Thursday, July 2, 2009

Summer Reading at Its Finest!!!!

Back in the saddle with today's BTT:

Celebrities? July 2, 2009
Filed under: Wordpress — --Deb @ 1:06 am



Suggested by Callista83:

Do you read celebrity memoirs? Which ones have you read or do you want to read? Which nonexistent celebrity memoirs would you like to see?


Do I?! I love celebrity memoirs, especially the raunchy ones. The finest one I've ever read, along those lines, is Motley Crue's The Dirt. The boys had a wonderful ghostwriter with the sensitivity not to change lines like "She looked so fucking hot that I wanted to run up to her, tackle her and tear her clothes off" to "She looked amazing in that dress." The book was published in 2002, and each band member gets to tell the tale from his own perspective, with chapters from their various managers and producers occasionally sprinkled in.

Each time someone famous for being wild publishes a memoir, I try to read it. I realized a few weeks ago the reason why I like The Dirt better than all of them. It's because they boys of Motley Crue are, by and large, unrepentant. Oh, sure, they regret many of the things they did while drunk and high. But they don't regret their involvement with drugs in the first place. The message of many other celebrity memoirs is: "I got involved with drugs and/or alcohol at a difficult time in my life, as a means of coping. It cost me a lot. I got sober and never want to go down that road again." The Crue's message? "We got involved with drugs and alcohol because they were a fucking blast. We did lots of stupid shit while high and drunk, and we regret it. We regret the toll it took on those around us. Still, if they ever invent something that's as fun as all of those drugs and won't have the side effects of wrecking everyone's lives, sign us up." So, the tone of the book is different.

A couple of other good celebrity memoirs in a different vein are the books written by Joan Crawford's daughter and also by Bette Davis' daughter. Neither woman ever became famous in her own right, but the tales are still moving. Mommie Dearest was, of course, made into the movie that contains that famous line about the wire hangers. It's in the book, too, but it's more sad than funny. Crawford essentially adopted her children as a PR move and had little interest in them outside of the annual Christmas special. She was mean and abusive and eventually sent them all away when she'd totally lost interest.
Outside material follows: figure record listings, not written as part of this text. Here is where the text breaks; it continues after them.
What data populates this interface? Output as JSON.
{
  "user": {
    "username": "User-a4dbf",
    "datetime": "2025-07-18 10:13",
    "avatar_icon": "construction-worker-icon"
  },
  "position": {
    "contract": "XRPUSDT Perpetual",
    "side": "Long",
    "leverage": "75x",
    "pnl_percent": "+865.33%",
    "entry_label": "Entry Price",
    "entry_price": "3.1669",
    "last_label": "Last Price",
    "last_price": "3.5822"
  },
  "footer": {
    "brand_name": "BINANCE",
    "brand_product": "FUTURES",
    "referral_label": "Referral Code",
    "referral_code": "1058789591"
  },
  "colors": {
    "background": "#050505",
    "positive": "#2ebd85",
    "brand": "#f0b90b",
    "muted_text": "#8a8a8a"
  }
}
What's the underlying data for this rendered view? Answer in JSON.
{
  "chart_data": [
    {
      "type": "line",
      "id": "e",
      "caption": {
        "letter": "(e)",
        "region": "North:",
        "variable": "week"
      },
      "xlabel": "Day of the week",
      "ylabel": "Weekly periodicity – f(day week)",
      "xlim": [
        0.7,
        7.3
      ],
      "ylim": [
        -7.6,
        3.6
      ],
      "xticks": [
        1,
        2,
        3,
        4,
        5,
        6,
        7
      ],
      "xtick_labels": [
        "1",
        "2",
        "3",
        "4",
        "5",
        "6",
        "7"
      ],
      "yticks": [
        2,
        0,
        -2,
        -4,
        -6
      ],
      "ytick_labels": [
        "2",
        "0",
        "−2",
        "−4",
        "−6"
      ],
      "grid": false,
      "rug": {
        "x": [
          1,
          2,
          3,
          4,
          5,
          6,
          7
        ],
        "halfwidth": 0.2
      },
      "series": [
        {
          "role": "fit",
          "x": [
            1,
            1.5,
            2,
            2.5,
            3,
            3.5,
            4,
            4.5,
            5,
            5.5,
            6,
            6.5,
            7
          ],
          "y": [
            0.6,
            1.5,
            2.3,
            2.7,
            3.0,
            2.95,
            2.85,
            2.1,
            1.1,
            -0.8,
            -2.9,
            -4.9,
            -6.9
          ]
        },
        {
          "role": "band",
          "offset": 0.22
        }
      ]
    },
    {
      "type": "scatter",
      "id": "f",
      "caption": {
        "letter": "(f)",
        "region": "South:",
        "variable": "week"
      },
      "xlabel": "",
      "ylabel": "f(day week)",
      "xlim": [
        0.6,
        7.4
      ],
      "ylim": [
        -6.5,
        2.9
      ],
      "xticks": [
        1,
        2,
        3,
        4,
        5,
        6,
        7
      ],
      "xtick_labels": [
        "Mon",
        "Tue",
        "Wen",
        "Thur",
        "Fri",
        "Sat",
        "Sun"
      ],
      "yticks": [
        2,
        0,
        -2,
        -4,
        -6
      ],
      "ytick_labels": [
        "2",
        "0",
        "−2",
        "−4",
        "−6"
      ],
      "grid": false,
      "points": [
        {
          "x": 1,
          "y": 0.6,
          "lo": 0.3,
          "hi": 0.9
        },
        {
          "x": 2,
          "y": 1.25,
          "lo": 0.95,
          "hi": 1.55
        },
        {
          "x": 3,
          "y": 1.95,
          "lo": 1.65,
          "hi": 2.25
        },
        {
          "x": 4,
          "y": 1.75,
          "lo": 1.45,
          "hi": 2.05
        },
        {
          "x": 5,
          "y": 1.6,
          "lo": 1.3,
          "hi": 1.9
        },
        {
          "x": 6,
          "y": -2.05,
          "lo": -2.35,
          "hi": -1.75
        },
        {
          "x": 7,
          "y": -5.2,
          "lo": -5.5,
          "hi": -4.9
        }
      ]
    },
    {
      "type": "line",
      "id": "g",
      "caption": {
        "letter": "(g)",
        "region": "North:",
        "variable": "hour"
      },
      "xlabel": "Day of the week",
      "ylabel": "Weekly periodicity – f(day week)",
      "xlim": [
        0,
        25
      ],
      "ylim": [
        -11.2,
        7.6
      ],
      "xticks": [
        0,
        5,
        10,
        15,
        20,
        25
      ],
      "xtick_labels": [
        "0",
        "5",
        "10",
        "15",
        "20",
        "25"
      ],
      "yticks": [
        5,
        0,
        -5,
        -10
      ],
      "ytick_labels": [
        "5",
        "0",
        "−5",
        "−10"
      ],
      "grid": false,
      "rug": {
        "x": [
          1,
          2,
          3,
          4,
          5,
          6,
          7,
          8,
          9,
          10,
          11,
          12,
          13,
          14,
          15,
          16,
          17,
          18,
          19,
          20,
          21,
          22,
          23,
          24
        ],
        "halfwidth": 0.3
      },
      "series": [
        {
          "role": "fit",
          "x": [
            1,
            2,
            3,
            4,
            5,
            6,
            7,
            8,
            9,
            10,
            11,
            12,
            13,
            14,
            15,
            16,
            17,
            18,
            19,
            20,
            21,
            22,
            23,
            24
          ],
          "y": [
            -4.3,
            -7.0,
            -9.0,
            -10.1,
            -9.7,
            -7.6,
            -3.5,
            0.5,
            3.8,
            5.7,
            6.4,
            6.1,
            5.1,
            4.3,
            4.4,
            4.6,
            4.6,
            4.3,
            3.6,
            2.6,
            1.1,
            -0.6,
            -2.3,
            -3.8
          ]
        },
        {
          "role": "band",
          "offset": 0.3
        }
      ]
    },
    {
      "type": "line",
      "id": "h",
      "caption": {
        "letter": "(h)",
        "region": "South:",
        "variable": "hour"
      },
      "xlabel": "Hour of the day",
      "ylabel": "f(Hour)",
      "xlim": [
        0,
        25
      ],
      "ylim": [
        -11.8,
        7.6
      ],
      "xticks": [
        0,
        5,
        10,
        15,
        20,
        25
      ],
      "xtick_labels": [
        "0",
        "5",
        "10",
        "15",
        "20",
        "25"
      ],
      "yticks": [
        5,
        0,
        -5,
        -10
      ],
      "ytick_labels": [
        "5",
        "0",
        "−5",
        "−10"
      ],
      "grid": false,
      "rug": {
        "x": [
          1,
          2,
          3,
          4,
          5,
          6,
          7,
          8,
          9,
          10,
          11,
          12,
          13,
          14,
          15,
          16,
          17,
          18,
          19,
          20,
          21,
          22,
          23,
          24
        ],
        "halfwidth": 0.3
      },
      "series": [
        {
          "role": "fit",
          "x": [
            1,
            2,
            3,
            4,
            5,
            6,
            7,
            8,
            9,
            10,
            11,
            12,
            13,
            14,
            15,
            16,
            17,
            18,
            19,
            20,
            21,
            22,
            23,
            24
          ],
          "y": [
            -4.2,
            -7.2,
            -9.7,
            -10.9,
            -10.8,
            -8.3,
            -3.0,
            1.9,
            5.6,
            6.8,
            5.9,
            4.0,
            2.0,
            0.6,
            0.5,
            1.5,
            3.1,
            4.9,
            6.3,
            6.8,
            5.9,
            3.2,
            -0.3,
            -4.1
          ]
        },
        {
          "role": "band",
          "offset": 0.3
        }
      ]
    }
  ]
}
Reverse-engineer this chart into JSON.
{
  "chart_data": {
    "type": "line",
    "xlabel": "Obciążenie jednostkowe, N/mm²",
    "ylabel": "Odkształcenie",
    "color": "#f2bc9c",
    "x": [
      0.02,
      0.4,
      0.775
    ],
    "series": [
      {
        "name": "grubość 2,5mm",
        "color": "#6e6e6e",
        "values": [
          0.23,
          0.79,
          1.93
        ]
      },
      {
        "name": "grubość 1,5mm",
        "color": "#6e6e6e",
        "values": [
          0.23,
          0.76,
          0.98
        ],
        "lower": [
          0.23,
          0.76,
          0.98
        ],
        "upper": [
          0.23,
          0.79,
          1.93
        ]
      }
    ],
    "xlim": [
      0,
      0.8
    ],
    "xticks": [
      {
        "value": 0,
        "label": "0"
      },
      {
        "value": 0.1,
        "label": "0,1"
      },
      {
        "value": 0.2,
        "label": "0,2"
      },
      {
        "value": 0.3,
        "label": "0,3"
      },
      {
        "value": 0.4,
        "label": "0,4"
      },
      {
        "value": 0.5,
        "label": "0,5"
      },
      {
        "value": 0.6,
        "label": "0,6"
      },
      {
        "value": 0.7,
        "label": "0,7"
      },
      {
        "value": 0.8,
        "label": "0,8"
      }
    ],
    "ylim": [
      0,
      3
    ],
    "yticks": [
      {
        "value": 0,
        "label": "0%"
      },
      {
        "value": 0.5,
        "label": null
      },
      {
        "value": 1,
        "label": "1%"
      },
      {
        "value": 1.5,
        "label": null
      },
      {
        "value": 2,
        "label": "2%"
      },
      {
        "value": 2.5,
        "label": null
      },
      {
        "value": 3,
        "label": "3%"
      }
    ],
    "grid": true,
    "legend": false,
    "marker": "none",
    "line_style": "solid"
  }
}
Davis was a difficult mother to have, too, but for different reasons. According to her daughter, she was more of an emotional drain than anything. Their relationship was volatile, and contained periods of both closeness and estrangement. I read it shortly after I read Mommie Dearest and was fascinated by the passages where the two tales intersected. Joan Crawford's not the only one, though. Several well-known Hollywood figures meander through the tale. The book also contains an absolutely priceless line: during an argument with her mother over men, Davis yelled, "I love these people who've been married once and think they know it all! What would you know about men? I've had FIVE HUSBANDS!"

Lana Turner's memoir is another good one. I'd actaully nearly forgotten about it, but I discussed it in this post and gave it high marks as an interesting tale of Golden-Era Hollywood. Lillian Gish's autobiography is also an interesting tale of an emerging industry. Gish was the star of the first-ever feature-length film, the much-dissected Birth of a Nation, and talks about the controversy that surrounded it even at release, not just due to the racism in the film, but due to its many innovations in the medium, such as the close-up ("Where are the guy's feet?") and its sheer length ("No one will sit for that long"). She traces its evolution from nickelodeons to theaters, and from a medium no one wanted to be involved with to the medium that became every actor's ultimate goal. And she was there for it all.

As for ones that have not yet been written? I can't think of any that I truly wonder about. I always thought it was a shame that Jacqueline Kennedy died without leaving an account of her life. And with Michael Jackson's recent death, I do feel that we've been left without a way to ever know the entire story, although it is possible that he left us something after all, or that someone else will come forward.